Open quantum systems interacting with harmonic and anharmonic baths

Date/Time: 3:00pm, November 8th, 2019 - (Room 2009/2010 (20th floor, National Institute of Informatics)

Speaker: Dr Erik Aurell (KTH - Royal Institute of Technology, Sweden)
Abstract

The Feynman-Vernon approach to open quantum systems is to express the evolution of the reduced density matrix of the system as a double path integral, where one path ("forward path") comes from the unitary U acting from the left, and one path ("backward path") comes from the inverse unitary U^{\dagger} acting from the right. In the open systems context the Feynman-Vernon approach is closely related to the Keldysh theory, where the forward-backward paths correspond to the positive/negative parts of the Keldysh contour.
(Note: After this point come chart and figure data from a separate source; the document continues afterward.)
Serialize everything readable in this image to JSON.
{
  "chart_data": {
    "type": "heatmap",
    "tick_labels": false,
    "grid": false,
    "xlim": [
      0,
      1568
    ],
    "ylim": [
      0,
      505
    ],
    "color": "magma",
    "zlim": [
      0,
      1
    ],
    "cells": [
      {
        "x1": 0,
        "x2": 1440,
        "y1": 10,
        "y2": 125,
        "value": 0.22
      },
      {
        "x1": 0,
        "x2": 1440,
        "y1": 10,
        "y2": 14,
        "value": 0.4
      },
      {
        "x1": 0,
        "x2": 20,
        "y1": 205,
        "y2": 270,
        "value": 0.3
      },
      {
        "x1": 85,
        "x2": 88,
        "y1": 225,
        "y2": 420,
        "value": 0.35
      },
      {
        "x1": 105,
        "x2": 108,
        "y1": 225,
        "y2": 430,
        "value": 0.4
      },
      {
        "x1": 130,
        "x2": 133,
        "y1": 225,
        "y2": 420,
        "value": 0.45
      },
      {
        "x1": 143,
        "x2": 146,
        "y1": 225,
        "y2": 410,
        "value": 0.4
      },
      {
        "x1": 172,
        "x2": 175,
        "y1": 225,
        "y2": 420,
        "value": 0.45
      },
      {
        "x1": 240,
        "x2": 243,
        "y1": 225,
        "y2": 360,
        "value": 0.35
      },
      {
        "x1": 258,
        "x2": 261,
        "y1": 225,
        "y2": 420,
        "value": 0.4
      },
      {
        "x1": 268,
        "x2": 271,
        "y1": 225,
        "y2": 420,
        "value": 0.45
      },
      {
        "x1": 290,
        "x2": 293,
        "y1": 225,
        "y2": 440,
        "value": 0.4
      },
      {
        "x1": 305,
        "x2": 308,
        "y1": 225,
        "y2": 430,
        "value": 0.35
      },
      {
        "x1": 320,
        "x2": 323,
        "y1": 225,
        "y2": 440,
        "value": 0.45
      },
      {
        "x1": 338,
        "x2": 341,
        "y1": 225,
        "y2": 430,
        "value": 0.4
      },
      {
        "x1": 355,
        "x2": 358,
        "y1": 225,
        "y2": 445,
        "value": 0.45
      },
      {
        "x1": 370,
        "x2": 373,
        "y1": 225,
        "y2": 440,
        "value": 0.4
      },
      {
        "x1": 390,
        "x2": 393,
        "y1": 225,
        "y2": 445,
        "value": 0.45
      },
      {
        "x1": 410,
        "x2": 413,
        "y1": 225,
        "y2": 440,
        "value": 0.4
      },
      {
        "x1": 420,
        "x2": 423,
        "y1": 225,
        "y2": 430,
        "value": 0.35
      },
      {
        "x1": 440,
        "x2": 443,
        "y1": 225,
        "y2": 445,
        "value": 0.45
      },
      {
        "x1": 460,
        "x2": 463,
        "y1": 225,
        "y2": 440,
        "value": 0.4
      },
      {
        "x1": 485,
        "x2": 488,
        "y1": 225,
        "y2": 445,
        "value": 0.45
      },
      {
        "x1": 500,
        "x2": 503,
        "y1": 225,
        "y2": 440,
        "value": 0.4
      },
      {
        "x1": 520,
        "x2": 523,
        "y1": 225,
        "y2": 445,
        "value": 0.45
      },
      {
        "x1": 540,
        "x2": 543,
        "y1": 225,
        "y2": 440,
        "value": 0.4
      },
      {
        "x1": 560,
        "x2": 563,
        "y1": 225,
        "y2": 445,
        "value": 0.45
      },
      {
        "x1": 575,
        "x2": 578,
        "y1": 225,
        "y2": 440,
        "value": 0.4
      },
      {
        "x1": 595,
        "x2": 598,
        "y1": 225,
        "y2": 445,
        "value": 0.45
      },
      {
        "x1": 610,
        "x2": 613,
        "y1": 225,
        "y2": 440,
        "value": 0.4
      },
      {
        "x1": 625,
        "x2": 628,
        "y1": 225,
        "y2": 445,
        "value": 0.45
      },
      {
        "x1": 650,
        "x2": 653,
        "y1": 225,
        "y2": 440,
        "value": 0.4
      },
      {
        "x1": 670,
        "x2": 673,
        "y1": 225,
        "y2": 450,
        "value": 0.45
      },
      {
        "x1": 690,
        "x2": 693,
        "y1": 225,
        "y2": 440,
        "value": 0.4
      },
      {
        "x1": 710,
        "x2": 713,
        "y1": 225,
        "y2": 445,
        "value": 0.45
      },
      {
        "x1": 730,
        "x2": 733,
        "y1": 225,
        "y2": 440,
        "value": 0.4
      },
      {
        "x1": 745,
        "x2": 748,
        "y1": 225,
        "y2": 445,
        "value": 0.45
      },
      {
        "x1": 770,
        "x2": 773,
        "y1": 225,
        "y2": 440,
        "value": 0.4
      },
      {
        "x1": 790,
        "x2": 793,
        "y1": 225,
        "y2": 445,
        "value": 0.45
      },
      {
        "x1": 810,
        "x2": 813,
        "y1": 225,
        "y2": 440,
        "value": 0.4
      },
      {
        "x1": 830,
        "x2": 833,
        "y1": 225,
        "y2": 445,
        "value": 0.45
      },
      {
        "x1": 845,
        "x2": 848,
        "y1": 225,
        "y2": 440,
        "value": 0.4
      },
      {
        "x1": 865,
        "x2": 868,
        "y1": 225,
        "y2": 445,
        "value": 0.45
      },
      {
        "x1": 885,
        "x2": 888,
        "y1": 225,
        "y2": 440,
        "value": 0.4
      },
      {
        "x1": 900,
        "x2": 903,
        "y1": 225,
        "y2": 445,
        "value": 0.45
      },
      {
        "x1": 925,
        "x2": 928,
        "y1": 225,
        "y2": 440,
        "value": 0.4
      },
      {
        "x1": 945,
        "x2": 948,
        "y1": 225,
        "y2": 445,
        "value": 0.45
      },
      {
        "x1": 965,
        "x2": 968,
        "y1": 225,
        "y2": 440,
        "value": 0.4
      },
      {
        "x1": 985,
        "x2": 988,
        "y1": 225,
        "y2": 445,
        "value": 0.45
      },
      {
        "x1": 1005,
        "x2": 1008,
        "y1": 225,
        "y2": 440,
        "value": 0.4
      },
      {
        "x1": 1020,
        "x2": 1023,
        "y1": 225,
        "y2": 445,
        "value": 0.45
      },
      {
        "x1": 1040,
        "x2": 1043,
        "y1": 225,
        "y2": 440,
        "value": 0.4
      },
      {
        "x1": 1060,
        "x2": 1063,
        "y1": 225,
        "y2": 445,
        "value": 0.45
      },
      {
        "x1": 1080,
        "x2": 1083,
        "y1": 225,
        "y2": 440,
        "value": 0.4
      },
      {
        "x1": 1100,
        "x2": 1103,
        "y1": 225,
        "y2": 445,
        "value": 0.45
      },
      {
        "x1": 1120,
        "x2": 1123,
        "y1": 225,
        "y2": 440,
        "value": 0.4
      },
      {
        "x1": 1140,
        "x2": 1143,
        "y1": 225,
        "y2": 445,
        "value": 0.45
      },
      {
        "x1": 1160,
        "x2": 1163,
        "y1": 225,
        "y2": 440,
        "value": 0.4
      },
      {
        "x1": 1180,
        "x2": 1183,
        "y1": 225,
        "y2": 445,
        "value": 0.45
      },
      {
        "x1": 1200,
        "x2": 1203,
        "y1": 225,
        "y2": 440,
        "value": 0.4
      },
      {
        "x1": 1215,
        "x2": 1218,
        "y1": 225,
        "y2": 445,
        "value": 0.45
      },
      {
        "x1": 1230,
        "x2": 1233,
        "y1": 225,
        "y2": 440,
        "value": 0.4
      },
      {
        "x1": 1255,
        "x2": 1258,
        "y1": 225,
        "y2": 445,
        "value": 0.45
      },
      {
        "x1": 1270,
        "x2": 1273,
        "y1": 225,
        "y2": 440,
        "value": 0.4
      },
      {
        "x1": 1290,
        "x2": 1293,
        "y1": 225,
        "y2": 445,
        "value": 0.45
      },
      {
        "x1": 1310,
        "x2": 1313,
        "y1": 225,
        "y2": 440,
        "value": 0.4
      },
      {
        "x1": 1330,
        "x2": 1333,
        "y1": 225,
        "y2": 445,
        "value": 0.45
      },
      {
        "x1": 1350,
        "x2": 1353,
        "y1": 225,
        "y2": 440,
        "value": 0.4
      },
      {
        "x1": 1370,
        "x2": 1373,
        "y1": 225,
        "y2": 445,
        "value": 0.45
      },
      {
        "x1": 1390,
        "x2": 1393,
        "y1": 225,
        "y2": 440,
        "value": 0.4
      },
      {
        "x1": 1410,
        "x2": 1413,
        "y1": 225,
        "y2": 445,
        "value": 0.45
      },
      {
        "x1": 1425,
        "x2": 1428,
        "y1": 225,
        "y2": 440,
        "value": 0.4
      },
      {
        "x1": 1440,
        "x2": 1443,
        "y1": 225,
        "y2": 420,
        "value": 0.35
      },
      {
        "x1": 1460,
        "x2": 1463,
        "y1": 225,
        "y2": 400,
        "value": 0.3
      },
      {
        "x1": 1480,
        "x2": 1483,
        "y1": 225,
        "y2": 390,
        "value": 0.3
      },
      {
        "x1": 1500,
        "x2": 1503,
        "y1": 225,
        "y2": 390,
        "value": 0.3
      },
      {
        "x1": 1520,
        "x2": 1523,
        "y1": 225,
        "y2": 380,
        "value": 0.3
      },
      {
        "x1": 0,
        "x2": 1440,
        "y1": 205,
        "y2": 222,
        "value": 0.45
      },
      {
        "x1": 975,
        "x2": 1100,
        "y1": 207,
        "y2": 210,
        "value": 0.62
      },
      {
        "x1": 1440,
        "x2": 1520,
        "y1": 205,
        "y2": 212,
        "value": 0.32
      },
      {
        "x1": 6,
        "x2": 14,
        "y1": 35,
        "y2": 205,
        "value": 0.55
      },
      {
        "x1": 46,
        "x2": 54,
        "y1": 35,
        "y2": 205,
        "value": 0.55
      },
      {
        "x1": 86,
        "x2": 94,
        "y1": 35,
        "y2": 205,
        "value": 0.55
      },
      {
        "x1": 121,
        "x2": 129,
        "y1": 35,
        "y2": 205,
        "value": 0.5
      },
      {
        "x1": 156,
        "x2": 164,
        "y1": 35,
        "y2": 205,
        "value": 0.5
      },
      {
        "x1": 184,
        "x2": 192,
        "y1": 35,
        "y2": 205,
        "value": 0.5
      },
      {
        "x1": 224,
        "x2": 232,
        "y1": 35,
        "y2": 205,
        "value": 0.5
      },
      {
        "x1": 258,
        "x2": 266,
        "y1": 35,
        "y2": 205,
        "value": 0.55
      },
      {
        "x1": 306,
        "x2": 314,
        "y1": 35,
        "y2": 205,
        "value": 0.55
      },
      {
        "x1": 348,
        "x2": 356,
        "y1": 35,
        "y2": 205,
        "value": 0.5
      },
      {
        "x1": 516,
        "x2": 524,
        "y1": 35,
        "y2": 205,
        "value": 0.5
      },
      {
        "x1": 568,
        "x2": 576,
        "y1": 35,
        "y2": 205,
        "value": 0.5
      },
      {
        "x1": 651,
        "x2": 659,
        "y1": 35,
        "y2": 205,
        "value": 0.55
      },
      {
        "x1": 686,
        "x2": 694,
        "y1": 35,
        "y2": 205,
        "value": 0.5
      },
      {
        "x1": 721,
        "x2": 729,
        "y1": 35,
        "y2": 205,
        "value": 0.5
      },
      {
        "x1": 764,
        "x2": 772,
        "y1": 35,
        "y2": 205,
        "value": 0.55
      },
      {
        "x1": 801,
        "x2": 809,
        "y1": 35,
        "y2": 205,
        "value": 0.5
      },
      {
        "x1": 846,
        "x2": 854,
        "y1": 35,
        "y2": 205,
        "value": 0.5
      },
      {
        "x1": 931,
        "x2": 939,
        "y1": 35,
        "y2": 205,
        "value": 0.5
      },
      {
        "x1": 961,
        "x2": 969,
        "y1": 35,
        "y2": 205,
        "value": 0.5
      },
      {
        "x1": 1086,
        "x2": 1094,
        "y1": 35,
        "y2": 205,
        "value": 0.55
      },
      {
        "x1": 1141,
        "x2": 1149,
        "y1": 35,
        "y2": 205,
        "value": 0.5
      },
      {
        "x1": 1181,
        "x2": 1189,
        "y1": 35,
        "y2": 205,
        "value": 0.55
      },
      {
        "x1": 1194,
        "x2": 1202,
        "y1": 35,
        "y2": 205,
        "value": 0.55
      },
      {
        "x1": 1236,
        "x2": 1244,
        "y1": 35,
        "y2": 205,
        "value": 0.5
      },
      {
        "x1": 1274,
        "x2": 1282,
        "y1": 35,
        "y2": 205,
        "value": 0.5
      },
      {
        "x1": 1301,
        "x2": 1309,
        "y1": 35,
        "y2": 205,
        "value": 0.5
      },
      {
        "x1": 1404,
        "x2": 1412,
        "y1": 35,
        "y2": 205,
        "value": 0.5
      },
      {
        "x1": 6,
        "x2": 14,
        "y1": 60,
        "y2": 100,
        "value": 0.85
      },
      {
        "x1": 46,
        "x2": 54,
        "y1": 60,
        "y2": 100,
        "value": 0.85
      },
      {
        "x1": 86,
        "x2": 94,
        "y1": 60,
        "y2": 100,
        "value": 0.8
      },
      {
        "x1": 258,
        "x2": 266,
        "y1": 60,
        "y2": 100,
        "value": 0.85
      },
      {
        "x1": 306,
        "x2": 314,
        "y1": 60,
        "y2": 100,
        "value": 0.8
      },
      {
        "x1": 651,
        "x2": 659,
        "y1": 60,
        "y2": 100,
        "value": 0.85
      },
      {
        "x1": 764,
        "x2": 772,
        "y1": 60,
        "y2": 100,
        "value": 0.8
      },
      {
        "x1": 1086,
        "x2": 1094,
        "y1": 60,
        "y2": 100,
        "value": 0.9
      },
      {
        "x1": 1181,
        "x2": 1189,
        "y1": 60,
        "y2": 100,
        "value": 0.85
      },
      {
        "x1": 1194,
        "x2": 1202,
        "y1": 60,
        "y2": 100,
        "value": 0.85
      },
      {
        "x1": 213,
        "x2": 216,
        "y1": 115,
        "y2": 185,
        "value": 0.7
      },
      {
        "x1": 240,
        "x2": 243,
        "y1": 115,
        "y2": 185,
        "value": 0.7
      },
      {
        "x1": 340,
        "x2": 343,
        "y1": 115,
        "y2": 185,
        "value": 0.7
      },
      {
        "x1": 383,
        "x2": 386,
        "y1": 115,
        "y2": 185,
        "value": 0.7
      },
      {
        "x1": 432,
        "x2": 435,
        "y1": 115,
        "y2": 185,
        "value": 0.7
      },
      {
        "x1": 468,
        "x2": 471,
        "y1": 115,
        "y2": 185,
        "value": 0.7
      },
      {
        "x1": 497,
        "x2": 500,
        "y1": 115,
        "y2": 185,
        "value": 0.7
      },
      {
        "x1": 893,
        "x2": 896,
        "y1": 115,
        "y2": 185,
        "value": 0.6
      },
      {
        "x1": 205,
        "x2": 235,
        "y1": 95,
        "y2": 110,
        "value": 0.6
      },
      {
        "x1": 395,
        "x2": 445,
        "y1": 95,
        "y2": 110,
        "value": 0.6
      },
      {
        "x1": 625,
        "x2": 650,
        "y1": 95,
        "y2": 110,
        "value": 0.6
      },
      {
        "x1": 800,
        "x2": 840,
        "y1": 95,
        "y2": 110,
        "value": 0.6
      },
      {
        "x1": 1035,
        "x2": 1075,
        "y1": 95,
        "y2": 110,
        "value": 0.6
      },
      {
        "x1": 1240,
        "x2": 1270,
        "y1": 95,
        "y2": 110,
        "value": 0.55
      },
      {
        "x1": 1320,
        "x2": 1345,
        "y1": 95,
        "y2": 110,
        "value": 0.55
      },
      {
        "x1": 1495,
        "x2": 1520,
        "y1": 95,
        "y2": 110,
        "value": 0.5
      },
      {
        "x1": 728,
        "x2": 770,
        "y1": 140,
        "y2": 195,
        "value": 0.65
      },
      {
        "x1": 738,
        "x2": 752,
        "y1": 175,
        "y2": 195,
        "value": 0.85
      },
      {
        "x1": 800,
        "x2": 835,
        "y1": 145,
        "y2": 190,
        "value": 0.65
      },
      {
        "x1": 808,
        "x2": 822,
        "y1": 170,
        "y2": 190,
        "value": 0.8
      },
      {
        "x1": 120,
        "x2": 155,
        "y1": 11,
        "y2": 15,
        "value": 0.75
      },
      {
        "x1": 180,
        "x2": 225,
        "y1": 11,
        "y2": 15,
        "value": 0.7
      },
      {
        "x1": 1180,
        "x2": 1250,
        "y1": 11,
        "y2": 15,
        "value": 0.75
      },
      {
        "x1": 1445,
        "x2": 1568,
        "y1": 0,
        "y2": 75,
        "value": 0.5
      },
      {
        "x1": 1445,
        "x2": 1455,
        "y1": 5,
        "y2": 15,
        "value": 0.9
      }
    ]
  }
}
I will first present an alternative derivation of Feynman-Vernon theory by analyzing the von-Neumann-Liouville equation as a linear evolution law in the space of Hermitian operators. Results on full counting statistics (generating functions of energy changes in one or several baths), that are somewhat complicated to obtain in the path integral language, then emerge in a much simpler way. I will then look at systems interacting linearly with baths that are not harmonic, but instead characterized by an expansion in cumulants. Every non-zero cumulant of certain environment correlation functions then gives a kernel in a higher-order term in the Feynman-Vernon action, and I will discuss a few of these higher-order terms. This talks is partly work in progress; results so far are presented in joint paper with Ryoichi Kawai and Ketan Goyal, available as arXiv:1907.02671.